American Bankers Association Pushes Back Against Fed's CBDC Proposal

The American Bankers Association (ABA) urged House leaders on Monday to support a bill that would prevent the Federal Reserve from creating a central bank digital currency (CBDC) for individuals and using it as a monetary policy tool.

Congressman Tom Emmer (R-Minn.) introduced the CBDC Anti-Surveillance State Act (H.R. 5403) in September 2023. With backing from 165 cosponsors, the bill is expected to be voted on this week.

“ABA believes strongly that a CBDC, defined as a digital form of central bank money that is widely available to the general public, is unnecessary in the United States and would present unacceptable risks and costs to the financial system,” the association stated in a letter to Speaker Mike Johnson and Minority Leader Hakeem Jeffries.

“The dollar is already digital today, and it is unclear how issuing a CBDC would improve financial inclusion or achieve other laudable goals,” the letter added.

Fed Studying CBDC Despite Reservations from Top Officials

The ABA’s letter also warned that a CBDC could disrupt the current financial system. It argued that a CBDC might fundamentally alter the relationship between citizens and the Federal Reserve, weaken the role of banks, worsen economic downturns, and complicate the Fed’s ability to manage the economy effectively.

While the US has not launched a CBDC, the government has shown interest in digital currency initiatives, such as the New York Fed’s 12-week pilot program testing a simulated digital dollar.
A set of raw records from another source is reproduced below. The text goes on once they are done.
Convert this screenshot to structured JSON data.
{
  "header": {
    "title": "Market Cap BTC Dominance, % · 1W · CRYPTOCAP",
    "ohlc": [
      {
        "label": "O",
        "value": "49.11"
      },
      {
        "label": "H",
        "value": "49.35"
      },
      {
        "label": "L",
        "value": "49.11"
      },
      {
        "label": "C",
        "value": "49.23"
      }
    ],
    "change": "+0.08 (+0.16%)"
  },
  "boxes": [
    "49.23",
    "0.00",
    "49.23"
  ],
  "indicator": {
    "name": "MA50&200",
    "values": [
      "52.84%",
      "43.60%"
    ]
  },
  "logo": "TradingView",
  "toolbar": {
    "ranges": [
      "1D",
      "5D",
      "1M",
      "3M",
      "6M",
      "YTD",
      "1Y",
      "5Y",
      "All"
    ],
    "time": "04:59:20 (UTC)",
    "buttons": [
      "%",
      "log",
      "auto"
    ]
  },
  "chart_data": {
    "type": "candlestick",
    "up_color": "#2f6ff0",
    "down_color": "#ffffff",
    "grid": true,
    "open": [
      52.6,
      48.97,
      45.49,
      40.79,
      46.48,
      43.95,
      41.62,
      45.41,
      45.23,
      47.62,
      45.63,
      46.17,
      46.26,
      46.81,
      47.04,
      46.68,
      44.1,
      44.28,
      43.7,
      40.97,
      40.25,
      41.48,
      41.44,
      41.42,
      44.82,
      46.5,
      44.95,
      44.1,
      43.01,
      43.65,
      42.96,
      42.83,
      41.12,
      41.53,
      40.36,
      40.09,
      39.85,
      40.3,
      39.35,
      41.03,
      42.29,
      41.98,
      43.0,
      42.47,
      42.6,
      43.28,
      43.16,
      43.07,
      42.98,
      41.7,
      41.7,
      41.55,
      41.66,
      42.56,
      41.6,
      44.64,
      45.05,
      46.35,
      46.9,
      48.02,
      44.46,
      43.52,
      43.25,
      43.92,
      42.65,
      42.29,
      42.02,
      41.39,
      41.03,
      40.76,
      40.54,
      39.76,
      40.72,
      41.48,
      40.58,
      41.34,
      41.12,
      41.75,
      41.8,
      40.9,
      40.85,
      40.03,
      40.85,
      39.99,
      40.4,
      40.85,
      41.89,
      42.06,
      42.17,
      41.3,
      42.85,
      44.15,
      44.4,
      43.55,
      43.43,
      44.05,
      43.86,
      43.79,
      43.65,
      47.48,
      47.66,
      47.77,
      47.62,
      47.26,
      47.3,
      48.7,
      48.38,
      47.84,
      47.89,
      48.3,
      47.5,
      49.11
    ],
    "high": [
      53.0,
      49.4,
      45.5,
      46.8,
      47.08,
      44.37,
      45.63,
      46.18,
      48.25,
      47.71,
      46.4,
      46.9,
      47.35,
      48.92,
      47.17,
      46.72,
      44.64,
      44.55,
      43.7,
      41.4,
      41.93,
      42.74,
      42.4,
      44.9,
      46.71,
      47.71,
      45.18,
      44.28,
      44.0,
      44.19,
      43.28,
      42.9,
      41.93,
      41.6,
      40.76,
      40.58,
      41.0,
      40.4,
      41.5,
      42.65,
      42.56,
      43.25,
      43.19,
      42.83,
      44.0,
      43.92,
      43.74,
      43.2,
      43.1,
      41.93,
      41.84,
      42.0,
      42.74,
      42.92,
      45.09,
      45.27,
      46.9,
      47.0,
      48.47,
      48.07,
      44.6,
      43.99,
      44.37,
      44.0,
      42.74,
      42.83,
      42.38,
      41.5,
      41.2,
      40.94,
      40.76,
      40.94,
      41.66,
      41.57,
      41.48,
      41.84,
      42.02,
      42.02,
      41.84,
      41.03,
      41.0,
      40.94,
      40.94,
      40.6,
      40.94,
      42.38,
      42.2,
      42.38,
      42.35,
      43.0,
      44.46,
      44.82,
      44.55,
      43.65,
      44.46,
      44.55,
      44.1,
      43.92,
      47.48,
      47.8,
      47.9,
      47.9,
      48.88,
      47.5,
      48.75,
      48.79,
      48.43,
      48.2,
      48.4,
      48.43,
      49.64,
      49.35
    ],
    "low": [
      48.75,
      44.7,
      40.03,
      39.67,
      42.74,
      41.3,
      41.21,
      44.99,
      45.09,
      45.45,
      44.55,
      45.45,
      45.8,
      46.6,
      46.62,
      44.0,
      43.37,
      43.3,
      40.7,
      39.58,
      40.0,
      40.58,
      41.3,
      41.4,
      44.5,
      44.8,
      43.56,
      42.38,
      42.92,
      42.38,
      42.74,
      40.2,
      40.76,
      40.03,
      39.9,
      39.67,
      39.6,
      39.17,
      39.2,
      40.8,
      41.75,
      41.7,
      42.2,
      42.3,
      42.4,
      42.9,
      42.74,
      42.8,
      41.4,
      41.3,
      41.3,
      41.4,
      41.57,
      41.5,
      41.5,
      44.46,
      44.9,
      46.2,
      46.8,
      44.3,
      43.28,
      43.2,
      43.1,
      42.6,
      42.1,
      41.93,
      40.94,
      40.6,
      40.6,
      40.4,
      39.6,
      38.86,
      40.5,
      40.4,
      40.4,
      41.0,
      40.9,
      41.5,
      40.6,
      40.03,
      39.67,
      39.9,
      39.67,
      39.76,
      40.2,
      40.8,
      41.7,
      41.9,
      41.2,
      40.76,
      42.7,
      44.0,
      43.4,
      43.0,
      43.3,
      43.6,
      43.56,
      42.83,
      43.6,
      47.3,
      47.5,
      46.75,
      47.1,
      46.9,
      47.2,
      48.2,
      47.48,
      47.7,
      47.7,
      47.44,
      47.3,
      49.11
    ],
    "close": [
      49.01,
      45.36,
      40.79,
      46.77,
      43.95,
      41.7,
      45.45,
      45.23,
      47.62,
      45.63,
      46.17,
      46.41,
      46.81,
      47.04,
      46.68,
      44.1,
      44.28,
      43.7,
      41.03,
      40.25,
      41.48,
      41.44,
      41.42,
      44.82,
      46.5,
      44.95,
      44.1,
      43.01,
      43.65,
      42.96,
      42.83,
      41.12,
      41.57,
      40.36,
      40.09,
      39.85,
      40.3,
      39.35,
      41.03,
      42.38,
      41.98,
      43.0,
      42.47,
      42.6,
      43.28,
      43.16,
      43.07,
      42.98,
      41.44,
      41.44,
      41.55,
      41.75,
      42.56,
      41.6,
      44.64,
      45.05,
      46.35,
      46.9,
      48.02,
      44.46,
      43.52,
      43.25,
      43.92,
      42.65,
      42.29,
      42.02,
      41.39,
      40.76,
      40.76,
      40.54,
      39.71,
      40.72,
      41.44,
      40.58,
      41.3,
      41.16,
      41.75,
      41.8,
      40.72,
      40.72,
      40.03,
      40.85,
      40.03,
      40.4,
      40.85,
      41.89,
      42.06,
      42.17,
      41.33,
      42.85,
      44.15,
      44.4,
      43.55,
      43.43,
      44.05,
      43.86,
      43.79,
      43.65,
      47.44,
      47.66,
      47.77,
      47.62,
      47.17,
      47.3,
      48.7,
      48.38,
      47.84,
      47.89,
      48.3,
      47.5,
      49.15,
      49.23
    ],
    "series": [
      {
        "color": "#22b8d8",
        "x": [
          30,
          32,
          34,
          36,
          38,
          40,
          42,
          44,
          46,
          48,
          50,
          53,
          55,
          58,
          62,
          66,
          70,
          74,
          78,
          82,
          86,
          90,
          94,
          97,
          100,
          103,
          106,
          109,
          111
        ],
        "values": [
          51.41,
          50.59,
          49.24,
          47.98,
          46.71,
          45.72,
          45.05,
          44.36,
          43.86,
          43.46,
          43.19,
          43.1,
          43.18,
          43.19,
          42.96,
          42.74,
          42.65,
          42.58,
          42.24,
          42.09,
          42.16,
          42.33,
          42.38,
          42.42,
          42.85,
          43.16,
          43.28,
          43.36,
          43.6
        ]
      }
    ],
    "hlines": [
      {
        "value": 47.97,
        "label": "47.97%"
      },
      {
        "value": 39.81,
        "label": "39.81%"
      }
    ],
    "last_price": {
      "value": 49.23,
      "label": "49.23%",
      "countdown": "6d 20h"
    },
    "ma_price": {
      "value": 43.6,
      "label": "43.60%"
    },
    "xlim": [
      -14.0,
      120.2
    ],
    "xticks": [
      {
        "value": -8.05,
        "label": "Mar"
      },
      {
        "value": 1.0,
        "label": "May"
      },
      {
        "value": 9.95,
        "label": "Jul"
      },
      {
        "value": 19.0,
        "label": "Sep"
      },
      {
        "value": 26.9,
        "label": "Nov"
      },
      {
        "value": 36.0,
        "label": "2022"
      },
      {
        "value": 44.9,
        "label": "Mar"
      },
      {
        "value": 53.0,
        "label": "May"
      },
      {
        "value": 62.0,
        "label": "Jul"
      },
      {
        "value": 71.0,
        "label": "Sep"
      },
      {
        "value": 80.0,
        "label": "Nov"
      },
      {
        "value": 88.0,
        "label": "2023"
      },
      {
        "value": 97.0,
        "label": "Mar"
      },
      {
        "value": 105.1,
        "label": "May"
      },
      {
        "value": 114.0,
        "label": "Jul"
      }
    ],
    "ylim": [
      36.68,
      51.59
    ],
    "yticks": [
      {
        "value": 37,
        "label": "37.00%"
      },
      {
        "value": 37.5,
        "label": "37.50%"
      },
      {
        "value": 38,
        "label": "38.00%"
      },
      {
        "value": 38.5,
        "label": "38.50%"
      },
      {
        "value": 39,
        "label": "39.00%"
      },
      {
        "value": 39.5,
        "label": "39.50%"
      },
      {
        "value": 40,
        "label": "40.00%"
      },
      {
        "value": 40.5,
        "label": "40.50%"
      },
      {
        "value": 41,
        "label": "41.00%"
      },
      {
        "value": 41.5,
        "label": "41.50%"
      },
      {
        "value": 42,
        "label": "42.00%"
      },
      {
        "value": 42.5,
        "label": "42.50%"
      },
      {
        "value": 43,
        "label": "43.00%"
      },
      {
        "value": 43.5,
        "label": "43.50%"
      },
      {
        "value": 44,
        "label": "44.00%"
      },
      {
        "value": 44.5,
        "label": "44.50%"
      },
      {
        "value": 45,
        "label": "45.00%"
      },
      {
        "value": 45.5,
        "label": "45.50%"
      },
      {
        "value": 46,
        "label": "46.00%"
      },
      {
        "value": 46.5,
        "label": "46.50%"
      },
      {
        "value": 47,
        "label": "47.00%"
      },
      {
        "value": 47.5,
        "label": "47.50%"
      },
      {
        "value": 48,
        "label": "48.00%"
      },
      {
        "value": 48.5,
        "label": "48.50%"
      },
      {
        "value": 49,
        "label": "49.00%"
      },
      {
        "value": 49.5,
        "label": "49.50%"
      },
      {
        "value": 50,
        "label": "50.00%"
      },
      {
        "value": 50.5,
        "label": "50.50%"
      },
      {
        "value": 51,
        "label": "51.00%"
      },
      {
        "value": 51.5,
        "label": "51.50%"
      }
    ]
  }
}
Despite hesitations from top officials like Fed Chair Jerome Powell and Governor Michelle Bowman, the Federal Reserve continues to research the potential of a digital dollar.

ABA Warns of Crippling Impact on Banks

The ABA also expressed concern about the Fed’s FedNow Service for instant payments, launched in October, which some experts fear could be a stepping stone toward a future CBDC.

The association argued that a CBDC would harm banks by drawing money away from them and into the Fed, thereby reducing banks’ capacity to lend and stunting economic growth. In essence, the ABA sees a CBDC as a powerful competitor that could siphon deposits from banks, impairing their ability to provide loans that support local economies.